Confrontées à l’Histoire pour certaines (Kolmar, Tsvetaeva, Akhmatova, Sachs) l’issue était souvent tragique. D’autres ont été confrontées à une solitude trop lourde (Sexton), à un passé familial insupportable (Bachmann dont le père était nazi), à un amour interdit (Boye, Mistral), à un rapport trop difficile à son corps (Frame), d’autres encore étaient trop attirées par la mort (Pizarnik) ou par la fusion amoureuse (Plath, Pozzi peut-être), d’autres ne parvenaient tout simplement pas à vivre après la mort d’une sœur (Jonker), par inadéquation à être une femme heureuse, une mère (Södergran), par impossibilité d’être libre (Farrokhzad).
Ces « témoignages » ont certainement demandé un gros travail à Cécile A. Holdban, pour parvenir à condenser de façon aussi juste la nature de chacune d’elles.

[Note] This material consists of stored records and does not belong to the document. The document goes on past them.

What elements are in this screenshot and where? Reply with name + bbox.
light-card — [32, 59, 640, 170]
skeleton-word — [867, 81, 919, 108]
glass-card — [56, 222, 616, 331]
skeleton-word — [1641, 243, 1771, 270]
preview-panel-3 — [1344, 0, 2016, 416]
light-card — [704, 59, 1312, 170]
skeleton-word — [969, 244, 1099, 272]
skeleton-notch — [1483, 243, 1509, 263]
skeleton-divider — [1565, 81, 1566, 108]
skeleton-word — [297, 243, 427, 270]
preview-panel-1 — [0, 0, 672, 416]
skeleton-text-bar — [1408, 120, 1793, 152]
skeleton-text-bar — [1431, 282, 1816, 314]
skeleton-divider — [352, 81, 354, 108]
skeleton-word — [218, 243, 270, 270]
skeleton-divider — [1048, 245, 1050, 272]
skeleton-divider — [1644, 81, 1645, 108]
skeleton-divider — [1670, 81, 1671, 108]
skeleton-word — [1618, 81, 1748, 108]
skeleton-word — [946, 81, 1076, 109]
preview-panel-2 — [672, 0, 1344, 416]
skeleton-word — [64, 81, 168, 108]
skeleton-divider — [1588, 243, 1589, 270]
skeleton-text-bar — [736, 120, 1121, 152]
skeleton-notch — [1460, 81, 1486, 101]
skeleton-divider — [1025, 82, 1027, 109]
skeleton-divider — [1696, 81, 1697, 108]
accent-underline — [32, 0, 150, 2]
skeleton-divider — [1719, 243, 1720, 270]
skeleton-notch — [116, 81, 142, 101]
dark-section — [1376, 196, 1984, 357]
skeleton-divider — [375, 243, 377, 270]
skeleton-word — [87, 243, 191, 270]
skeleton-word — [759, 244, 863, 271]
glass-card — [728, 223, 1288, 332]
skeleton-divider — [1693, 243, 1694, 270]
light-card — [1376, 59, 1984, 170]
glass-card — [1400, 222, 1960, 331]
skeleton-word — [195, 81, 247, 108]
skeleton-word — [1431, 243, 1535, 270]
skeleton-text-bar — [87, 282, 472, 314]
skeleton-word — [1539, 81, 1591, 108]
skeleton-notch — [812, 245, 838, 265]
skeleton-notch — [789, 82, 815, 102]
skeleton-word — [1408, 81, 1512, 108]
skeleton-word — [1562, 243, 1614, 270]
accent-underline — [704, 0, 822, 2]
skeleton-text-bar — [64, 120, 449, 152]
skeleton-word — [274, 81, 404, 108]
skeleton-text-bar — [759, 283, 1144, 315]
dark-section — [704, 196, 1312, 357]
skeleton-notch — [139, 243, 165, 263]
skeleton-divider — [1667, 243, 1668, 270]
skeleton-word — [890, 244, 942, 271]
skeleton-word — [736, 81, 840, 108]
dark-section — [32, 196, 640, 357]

Toutes ces femmes étaient porteuses de feu, de liberté et d’un corps vivant, engagées dans l’histoire de leur pays ou dans celle de leur famille et de leur vie, si intensément que cela en a fait frayer quelques-unes avec la folie, le suicide ou avec la terrible « métier de vivre » (Pavese).
Il n’y en a pas une qui soit plus touchante que l’autre, mais le ton n’est jamais mièvre, n’attire pas de compassion sentimentale tant la force est également là, voire la rage. Quinze femmes « puissantes » et fragiles dont le choix final n’est pas une preuve de faiblesse.

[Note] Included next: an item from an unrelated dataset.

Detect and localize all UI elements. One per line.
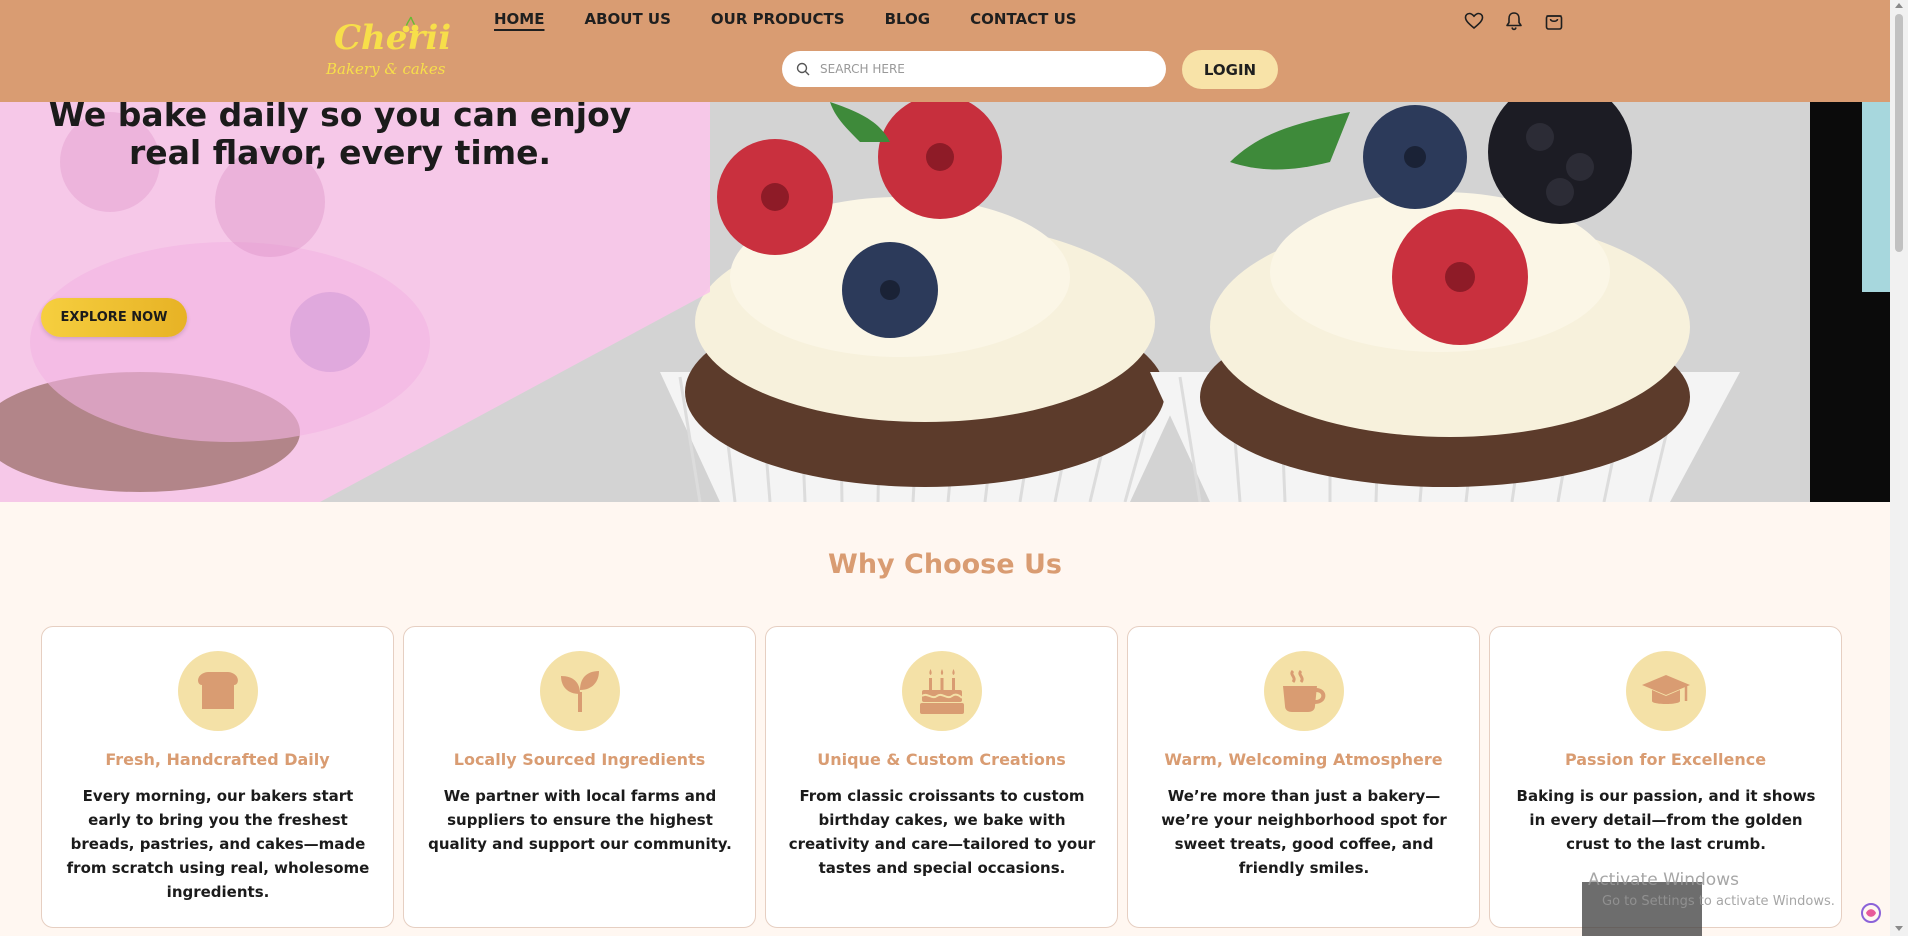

Maintenant la question demeure : ces quinze poètes tracent forcément en creux le portrait de Cécile A. Holdban. J’ai senti beaucoup de douceur, de compréhension, de respect dans ces lettres inventées. J’ai senti beaucoup de proximité entre les passés historiques, familiaux, amoureux des quinze femmes poètes et de Cécile A. Holdban. J’ai senti une forme d’hommage. J’ai senti que ces fantômes l’habillent, la nourrissent, la portent. Elle leur doit une partie d’elle-même. C’est cela qui apparaît.
Nous leur devons toutes, nous qui écrivons et peignons, jouons, filmons, créons, en somme, quel que soit le domaine, d’avoir en effet été les « premières à éclairer la nuit ». Car c’est la nuit, surtout en ce moment. Leur courage, leur force, leur passion sont des modèles pour nous toutes.
Le livre est dédié aux deux filles de Cécile A. Holdban, lesquelles reconnaîtront sans aucun doute l’engagement de leur mère dans sa vie de poète et de femme.
Isabelle Baladine Howald
Cécile A. Holdban, Premières dans la nuit, Arlea, coll la rencontre, 2024, 207 p, 21 €.